Montana lawmakers propose sending up to 120 inmates to private prison in Arizona
Amendment included in budget bill still in the works
Montana State Prison in Deer Lodge. (Provided by the Montana Department of Corrections.)
Montana lawmakers gave initial approval to a budget amendment this week that would allow the state to send up to 120 state prisoners to a privately run facility in Arizona operated by CoreCivic to the tune of nearly $8 million over the next two years.
The House Appropriations Committee voted 14-9 Tuesday to approve the amendment, which would provide one-time-only funds of $90 per day per inmate, around $3.9 million a year, toward the Department of Corrections to fund the contract with the private prison company in Fiscal Years 2024 and 2025.
“This is really the only option that we have to expand our capacity now,” said Rep. Bill Mercer, R-Billings.
The proposal comes as a way to try to find room for 280 prisoners awaiting transfer to prison, including in Deer Lodge, which lawmakers said is still facing capacity issues of its own. Mercer said further, the state’s violent crime rate continues to rise in Montana.
Mercer said the idea came about in a meeting with the Department of Corrections, which had been discussing other options to increase capacity.
“We did not come in and say, ‘Hey, you should do this,’” Mercer said. “We had to say to them – you’ve given us three thoughts, but there’s another one. And I think it’s pretty clear that they need this additional authority.”

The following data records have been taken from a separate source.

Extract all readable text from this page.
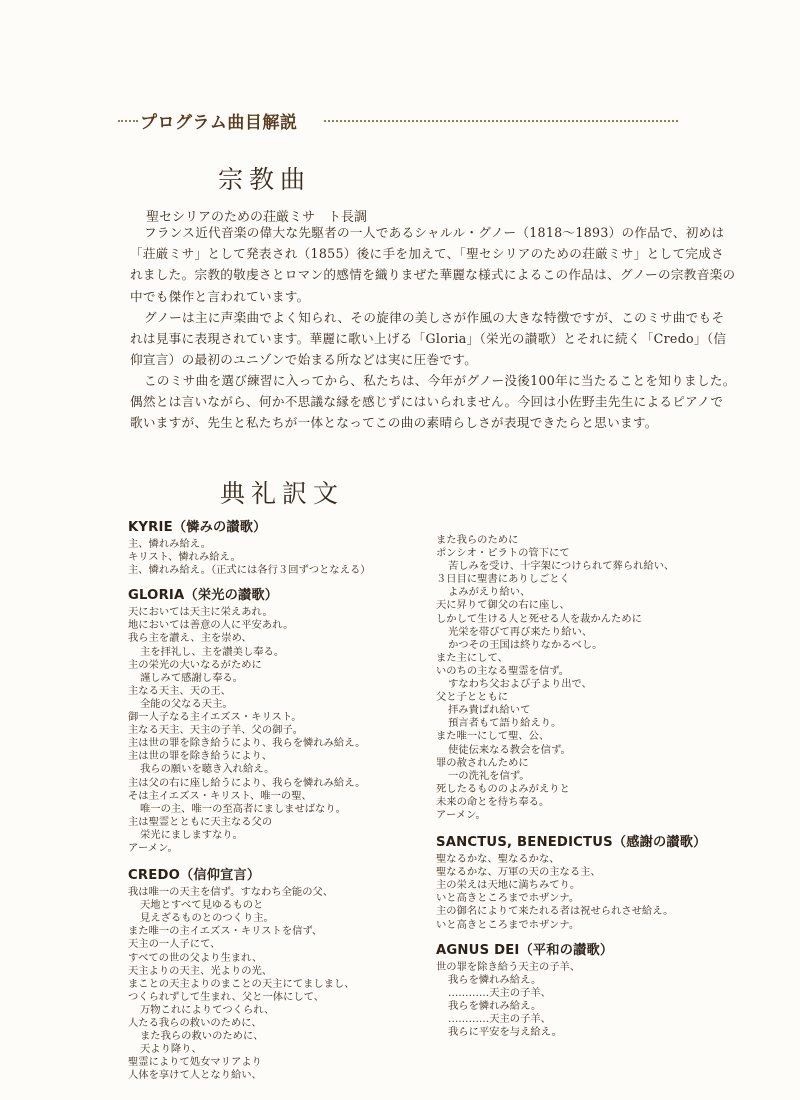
プログラム曲目解説
宗教曲
聖セシリアのための荘厳ミサ　ト長調

フランス近代音楽の偉大な先駆者の一人であるシャルル・グノー（1818〜1893）の作品で、初めは「荘厳ミサ」として発表され（1855）後に手を加えて、「聖セシリアのための荘厳ミサ」として完成されました。宗教的敬虔さとロマン的感情を織りまぜた華麗な様式によるこの作品は、グノーの宗教音楽の中でも傑作と言われています。

グノーは主に声楽曲でよく知られ、その旋律の美しさが作風の大きな特徴ですが、このミサ曲でもそれは見事に表現されています。華麗に歌い上げる「Gloria」（栄光の讃歌）とそれに続く「Credo」（信仰宣言）の最初のユニゾンで始まる所などは実に圧巻です。

このミサ曲を選び練習に入ってから、私たちは、今年がグノー没後100年に当たることを知りました。偶然とは言いながら、何か不思議な縁を感じずにはいられません。今回は小佐野圭先生によるピアノで歌いますが、先生と私たちが一体となってこの曲の素晴らしさが表現できたらと思います。

典礼訳文
KYRIE（憐みの讃歌）
主、憐れみ給え。
キリスト、憐れみ給え。
主、憐れみ給え。（正式には各行３回ずつとなえる）
GLORIA（栄光の讃歌）
天においては天主に栄えあれ。
地においては善意の人に平安あれ。
我ら主を讃え、主を崇め、
主を拝礼し、主を讃美し奉る。
主の栄光の大いなるがために
謹しみて感謝し奉る。
主なる天主、天の王、
全能の父なる天主。
御一人子なる主イエズス・キリスト。
主なる天主、天主の子羊、父の御子。
主は世の罪を除き給うにより、我らを憐れみ給え。
主は世の罪を除き給うにより、
我らの願いを聴き入れ給え。
主は父の右に座し給うにより、我らを憐れみ給え。
そは主イエズス・キリスト、唯一の聖、
唯一の主、唯一の至高者にましませばなり。
主は聖霊とともに天主なる父の
栄光にましますなり。
アーメン。
CREDO（信仰宣言）
我は唯一の天主を信ず。すなわち全能の父、
天地とすべて見ゆるものと
見えざるものとのつくり主。
また唯一の主イエズス・キリストを信ず、
天主の一人子にて、
すべての世の父より生まれ、
天主よりの天主、光よりの光、
まことの天主よりのまことの天主にてましまし、
つくられずして生まれ、父と一体にして、
万物これによりてつくられ、
人たる我らの救いのために、
また我らの救いのために、
天より降り、
聖霊によりて処女マリアより
人体を享けて人となり給い、
また我らのために
ポンシオ・ピラトの管下にて
苦しみを受け、十字架につけられて葬られ給い、
３日目に聖書にありしごとく
よみがえり給い、
天に昇りて御父の右に座し、
しかして生ける人と死せる人を裁かんために
光栄を帯びて再び来たり給い、
かつその王国は終りなかるべし。
また主にして、
いのちの主なる聖霊を信ず。
すなわち父および子より出で、
父と子とともに
拝み貴ばれ給いて
預言者もて語り給えり。
また唯一にして聖、公、
使徒伝来なる教会を信ず。
罪の赦されんために
一の洗礼を信ず。
死したるもののよみがえりと
未来の命とを待ち奉る。
アーメン。
SANCTUS, BENEDICTUS（感謝の讃歌）
聖なるかな、聖なるかな、
聖なるかな、万軍の天の主なる主、
主の栄えは天地に満ちみてり。
いと高きところまでホザンナ。
主の御名によりて来たれる者は祝せられさせ給え。
いと高きところまでホザンナ。
AGNUS DEI（平和の讃歌）
世の罪を除き給う天主の子羊、
我らを憐れみ給え。
…………天主の子羊、
我らを憐れみ給え。
…………天主の子羊、
我らに平安を与え給え。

Rep. John Fitzpatrick, R-Anaconda, who sponsored the amendment, said sending prisoners to Arizona provided more immediate relief compared to other proposals on the table from DOC. The Montana State News Bureau first reported the amendment’s passage earlier this week.
Rep. Emma Kerr-Carpenter, D-Billings, asked the committee why the state needed 120 beds out of state when there were around 110 beds that would be available in the next year or so through a community corrections initiative and prison expansion project.
Mercer explained that with 50 community corrections beds coming, there would still be 230 people awaiting placements after sentencing and even if more beds come online by the end of the year, there would still be 170 prisoners sitting in jails waiting to go to prison.
“This is all just the reality that we’re living in that is not something the state of Montana has typically been very good about. But we have an offender problem,” he said. “We have too many people who get convicted and sentenced and need to be in detention – it’s just a fact.”
Republican Gov. Greg Gianforte signed a bill in Deer Lodge on Wednesday raising correctional officer pay, and he has proposed putting $200 million toward repairs at the Montana State Prison in Deer Lodge.
Gianforte said Thursday he was not surprised by the legislature’s decision to send prisoners out of state, but said the Deer Lodge repairs and expansion was the long-term solution to keep inmates in Montana. He said the Governor’s Office was not directly involved in the negotiation with CoreCivic.
“But it’s been clear, I’ve heard from [Montana Department of Corrections] Director Gootkin we’re just out of capacity,” the governor said of Director Brian Gootkin. “That’s why we’ve put $200 million into upgrading and expanding the capacity there in Deer Lodge.”
CoreCivic operates 112 facilities across the country, according to the company, including the Crossroads Correctional Center outside of Shelby. The company has five correctional centers in Arizona, in Florence and Eloy.
Lawmakers said they believed that only male prisoners, and typically those with longer sentences, would potentially be sent to Arizona, but that would be up to the DOC.
Kerr-Carpenter said she would vote against the amendment, saying it was moving “directly in the face of our rehabilitation efforts” and attempts to reduce recidivism in the state. She said prisoners having access to visits from family and friends helped reduce recidivism among prisoners.
Mercer told lawmakers on the committee that he couldn’t say exactly how facilitating visits might occur when prisoners are in Arizona.
“What I can tell you is that I think all these facilities try to do their best to give access between defendants and family,” he said.
Fitzpatrick called the measure “a good, temporary stopgap” and said lawmakers would have to revisit it in 2025 if the amendment passes the budget floor process and is signed into law in order to adjust it or extend the funding into the next biennium.
The Daily Montanan’s Nicole Girten contributed to this report.